The second-biggest gain is actually subtraction. Miami dealt the vastly-overpaid Hassan Whiteside to Portland for Meyers Leonard (and Moe Harkless, but he was sent to the Clippers along with a first-round pick). Whiteside spent a considerable amount of time pouting in South Beach, whether about the criticism of his defensive effort or lack of offensive involvement. He signed a massive contract in 2016 (like so many other players in that bonkers summer) and has not lived up to it, even losing his starting spot to Bam Adebayo. There was always something upsetting the 7-foot center. In turn, the Heat decided to move on and, shockingly, found a taker for his $27 million expiring salary.
Subbing out Whiteside for Adebayo will pay immediate dividends. Adebayo is a more active defender and efficient offensive talent. Most importantly, he is significantly cheaper and younger than Whiteside and offers a higher upside. Adebayo improved on his rookie-season numbers and managed to stay on the floor for all 82 games, unlike Whiteside. The added depth with Leonard will prove useful for the Heat as well. Leonard shot 45% from behind the 3-point arc last season with the Trail Blazers and figures to soak up the backup center minutes.
Perhaps the player who has the most potential for a breakout is Justise Winslow, who had a breakout of sorts for Miami last season. In extended time as the starting point guard while Goran Dragic was out following knee surgery, Winslow displayed his impressive skillset. In the 29 games that Dragic missed, Winslow averaged 13.3 points, 5.7 rebounds and 4.7 assists per game. Those are impressive numbers for a 6-foot-7 forward running the point. If Winslow can bring that to the small forward position, with Butler drawing defensive attention, there is some intriguing upside for the Heat’s starting lineup.
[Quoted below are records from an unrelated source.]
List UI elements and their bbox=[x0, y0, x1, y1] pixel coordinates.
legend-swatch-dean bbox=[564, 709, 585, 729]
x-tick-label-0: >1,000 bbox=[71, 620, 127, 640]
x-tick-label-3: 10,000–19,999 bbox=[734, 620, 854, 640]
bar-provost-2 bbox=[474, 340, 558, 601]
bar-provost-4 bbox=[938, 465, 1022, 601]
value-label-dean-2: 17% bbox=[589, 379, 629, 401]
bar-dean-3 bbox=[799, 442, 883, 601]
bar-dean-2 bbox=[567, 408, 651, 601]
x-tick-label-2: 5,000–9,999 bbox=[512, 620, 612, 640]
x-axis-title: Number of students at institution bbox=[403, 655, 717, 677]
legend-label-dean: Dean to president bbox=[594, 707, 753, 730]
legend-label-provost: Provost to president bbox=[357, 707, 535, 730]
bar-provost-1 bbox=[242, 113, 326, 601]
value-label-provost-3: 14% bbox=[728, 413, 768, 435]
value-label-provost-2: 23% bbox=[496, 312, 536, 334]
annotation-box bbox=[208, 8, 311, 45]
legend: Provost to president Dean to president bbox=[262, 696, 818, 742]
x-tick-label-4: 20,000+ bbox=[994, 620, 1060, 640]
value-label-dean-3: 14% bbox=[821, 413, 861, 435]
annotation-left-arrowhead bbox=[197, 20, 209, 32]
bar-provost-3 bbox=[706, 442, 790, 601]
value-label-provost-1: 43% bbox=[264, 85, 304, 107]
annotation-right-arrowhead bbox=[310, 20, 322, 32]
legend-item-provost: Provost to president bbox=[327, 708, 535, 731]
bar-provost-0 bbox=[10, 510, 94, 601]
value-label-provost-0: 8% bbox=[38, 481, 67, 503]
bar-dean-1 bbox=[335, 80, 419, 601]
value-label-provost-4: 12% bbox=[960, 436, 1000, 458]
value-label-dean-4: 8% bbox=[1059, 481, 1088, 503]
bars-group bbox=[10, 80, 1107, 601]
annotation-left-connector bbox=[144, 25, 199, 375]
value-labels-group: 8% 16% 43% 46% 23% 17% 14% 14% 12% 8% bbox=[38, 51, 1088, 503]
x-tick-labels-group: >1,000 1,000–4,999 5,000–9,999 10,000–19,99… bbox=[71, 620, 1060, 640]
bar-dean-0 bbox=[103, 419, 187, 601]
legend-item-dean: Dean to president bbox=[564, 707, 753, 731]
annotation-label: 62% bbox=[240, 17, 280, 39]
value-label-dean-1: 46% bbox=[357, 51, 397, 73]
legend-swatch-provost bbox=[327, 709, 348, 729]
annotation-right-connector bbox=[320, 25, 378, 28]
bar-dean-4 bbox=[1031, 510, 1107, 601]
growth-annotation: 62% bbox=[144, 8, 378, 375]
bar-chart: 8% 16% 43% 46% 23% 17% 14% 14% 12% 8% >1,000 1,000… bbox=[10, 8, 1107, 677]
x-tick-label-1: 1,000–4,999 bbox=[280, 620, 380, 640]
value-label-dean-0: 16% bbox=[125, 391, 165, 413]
In terms of what to watch for, consider the Miami Heat to be a “lurker” this season in trying to add another star-caliber player. There has been wide-speculation that Miami will be trying to acquire Chris Paul to pair him with Butler in the backcourt. Oklahoma City has a glistening chest of draft picks they acquired this offseason, and it will continue to overflow with the eventual move of Paul. Add Cleveland’s Kevin Love as a possible trade candidate too, especially considering his contract is a little more team-friendly. The Heat have a pretty decent chance of making the playoffs this season, and they will almost certainly look to improve their odds of winning a playoff series if the opportunity presents itself.
The Miami Heat improved themselves this past offseason with the acquisition of Jimmy Butler; that much is clear. They have some intriguing young players like Adebayo and Winslow, who finally showed some signs of being a solid player in the NBA. Add in rookie Tyler Herro from Kentucky, who should provide some shooting, and the Heat have pieces to work with. Or some pieces to trade away for stars who can help the team compete now. With puppet master Pat Riley running the show, it could go either way. Whichever scenario comes to fruition, the Heat will be a compelling team to watch in the Eastern Conference and are likely to appear in the playoffs – but more because the conference they play in is weak, not due to sheer talent.